In an arithmetic sequence, the third term is 10 and the fifth term is 16.

Question

I'm just working on some summer problems so that I can be more prepared when I go into my class in the fall. I found a website full of problems of the content we will be learning but it doesn't have the answers. I need a little guidance on how to do this problem.

In an arithmetic sequence, the third term is $10$ and the fifth term is $16$.
Find the common difference.
Find the first term.
Find the sum of the first $20$ terms in the sequence.

So, the arithmetic formula is $a_n = a_1 + (n – 1)d$ right?
The common difference is the difference between the terms I think.

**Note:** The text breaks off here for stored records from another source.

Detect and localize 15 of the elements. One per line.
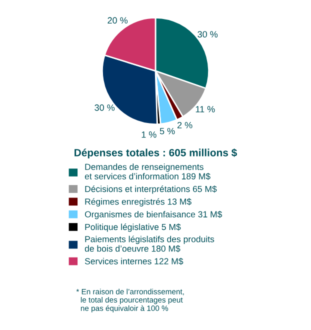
text: Dépenses totales : 605 millions $	[74, 148, 237, 158]
data-label: 20 %	[108, 17, 128, 24]
legend-label: Politique législative 5 M$	[85, 224, 181, 232]
legend-label: Paiements législatifs des produits de bois d’oeuvre 180 M$	[84, 236, 214, 252]
legend-label: Décisions et interprétations 65 M$	[85, 186, 217, 194]
data-label: 11 %	[196, 106, 215, 112]
data-label: 1 %	[142, 131, 156, 138]
legend-label: Services internes 122 M$	[84, 258, 184, 265]
data-label: 5 %	[160, 128, 175, 134]
data-label: 30 %	[94, 104, 115, 111]
data-label: 2 %	[177, 122, 192, 128]
data-label: 30 %	[198, 31, 218, 38]
legend-label: Organismes de bienfaisance 31 M$	[84, 210, 222, 220]
legend-label: Régimes enregistrés 13 M$	[85, 198, 192, 206]
legend-label: Demandes de renseignements et services d’information 189 M$	[84, 164, 210, 180]
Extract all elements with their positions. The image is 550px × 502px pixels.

So $16 - 10 = 6$, but there is a term between that so divided by $2$ it is $3$.

How do I find the first term and the sum of the first 20 terms?

Answer 1

The pedestrian approach is to use your formula $a_n=a_1+(n-1)d$ and plug in the two values you know $$a_3=10=a_1+(3-1)d\\a_5=16=a_1+(5-1)d$$ This is two simultaneous equations that you can solve for $a_1,d$. You have already found $d=3$ essentially by subtracting the two. Now just plug that into one of them and evaluate $a_1$.

Otherwise, since you know $d=3$ you can just count two steps down from $a_3=10$ to get $a_1$

To get the sum of the first $20$ terms you need to know (and should have proved) that $$\sum_{i=1}^ni=\frac 12n(n+1)$$ If you write out the sum of the first $20$ terms you will need $d$ times this with $n=19$ plus to account for the $a$s

Answer 2

You have correctly found the common difference.

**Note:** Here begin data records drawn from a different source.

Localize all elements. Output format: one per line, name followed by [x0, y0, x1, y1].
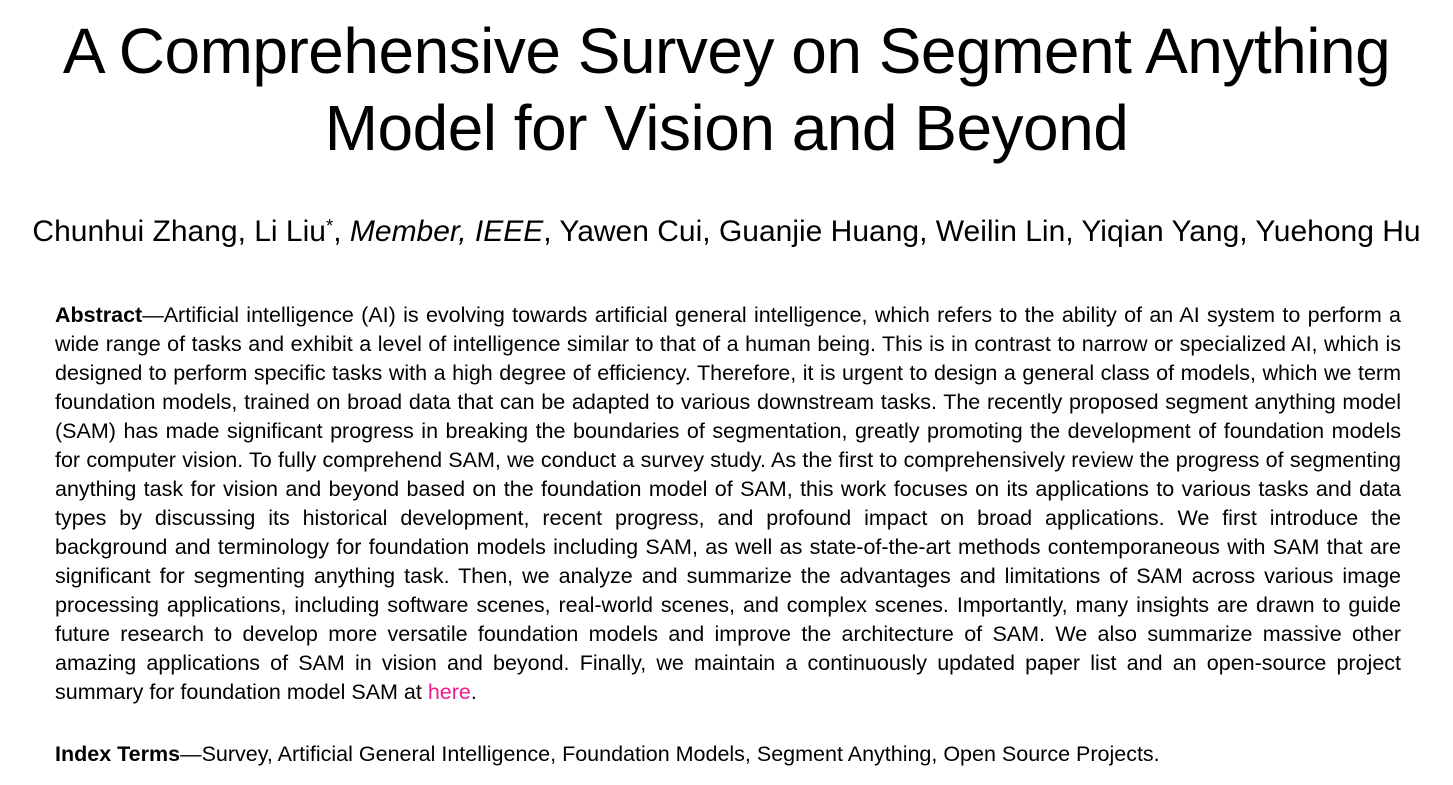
paper-title: A Comprehensive Survey on Segment Anythi…	[0, 13, 1453, 167]
index-terms-section: Index Terms—Survey, Artificial General I…	[55, 740, 1401, 769]
paper-title-line-1: A Comprehensive Survey on Segment Anythi…	[62, 15, 1391, 87]
index-terms-label: Index Terms	[55, 742, 181, 766]
abstract-text: —Artificial intelligence (AI) is evolvin…	[55, 303, 1401, 704]
here-link[interactable]: here	[427, 680, 471, 704]
paper-title-line-2: Model for Vision and Beyond	[324, 92, 1129, 164]
author-names-leading: Chunhui Zhang, Li Liu	[32, 215, 326, 248]
paper-first-page: A Comprehensive Survey on Segment Anythi…	[0, 13, 1453, 785]
corresponding-author-asterisk: *	[325, 215, 334, 236]
abstract-text-suffix: .	[470, 680, 477, 704]
abstract-section: Abstract—Artificial intelligence (AI) is…	[55, 301, 1401, 707]
authors-line: Chunhui Zhang, Li Liu*, Member, IEEE, Ya…	[0, 207, 1453, 250]
index-terms-text: —Survey, Artificial General Intelligence…	[180, 742, 1160, 766]
author-separator: ,	[333, 215, 350, 248]
ieee-membership: Member, IEEE	[349, 215, 544, 248]
abstract-label: Abstract	[55, 303, 143, 327]
author-names-trailing: , Yawen Cui, Guanjie Huang, Weilin Lin, …	[543, 215, 1421, 248]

The $k$th term of an arithmetic sequence with initial term $a_1$ and common difference $d$ is $$a_k = a_1 + (k - 1)d$$ Since we are given that $a_3 = 10$ and $a_5 = 16$, we obtain \begin{align*} a_3 & = a_1 + (3 - 1)d = 10\\ a_5 & = a_1 + (5 - 1)d = 16 \end{align*} which is a system of two linear equations in two variables. Subtracting the first equation from the second yields $2d = 6 \implies d = 3$, as you found. Substituting $d = 3$ in the equation for $a_3$ yields $a_1 = 4$, as you found in the comments.

The $n$th partial sum (the sum of the first $n$ terms) of an arithmetic series \begin{align*} S_n & = \sum_{k = 1}^{n} a_k\\ & = \sum_{k = 1}^{n} [a_1 + (k - 1)d]\\ & = \sum_{k = 1}^{n} a_1 + \sum_{k = 1}^{n} (k - 1)d\\ & = a_1\sum_{k = 1}^{n} 1 + d\sum_{k = 1}^{n} (k - 1)\\ & = na_1 + \frac{d(n - 1)n}{2} \end{align*} from which you can find $S_{20}$ by substituting $20$ for $n$, $3$ for $d$, and $4$ for $a_1$.

Alternatively, \begin{align*} S_n & = \sum_{k = 1}^{n} a_k\\ & = a_1 + a_2 + a_3 + \cdots + a_{n - 2} + a_{n - 1} + a_n\\ & = a_1 + [a_1 + d] + [a_1 + 2d] + \cdots + [a_1 + (n - 3)d] + [a_1 + (n - 2)d] + [a_1 + (n - 1)d] \end{align*} Since we obtain the same sum if we write the terms in reverse order, we obtain \begin{align*} S_n & = a_n + a_{n - 1} + a_{n - 2} + \cdots + a_3 + a_2 + a_1\\ & = [a_1 + (n - 1)d] + [a_1 + (n - 2)d] + [a_1 + (n - 3)d] + \cdots + [a_1 + 2d] + [a_1 + d] + a_1 \end{align*} Adding the two expressions for $S_n$ yields \begin{alignat*}{10} S_n & = & a_1 & + & [a_1 + d] & + & \cdots & + & [a_1 + (n - 1)d] & + & [a_1 + (n - 1)d]\\ S_n & = & [a_1 + (n - 1)d] & + & [a_1 + (n - 2)d] & + & \cdots & + & [a_1 + d] & + & a_1\\ \hline 2S_n & = & [2a_1 + (n - 1)d] & + & [2a_1 + (n - 1)d] & + & \cdots & + & [2a_1 + (n - 1)d] & + & [2a_1 + (n - 1)d] \end{alignat*} Since there are $n$ columns in that sum, we obtain \begin{align*} 2S_n & = n[2a_1 + (n - 1)d]\\ 2S_n & = n[a_1 + a_1 + (n - 1)d]\\ 2S_n & = n(a_1 + a_n)\\ S_n & = \frac{n(a_1 + a_n)}{2} \end{align*} from which you can find $S_{20}$ by substituting $4$ for $a_1$ and using the formula $a_n = a_1 + (n - 1)d$ with $n = 20$ and $d = 3$ to find $a_{20}$.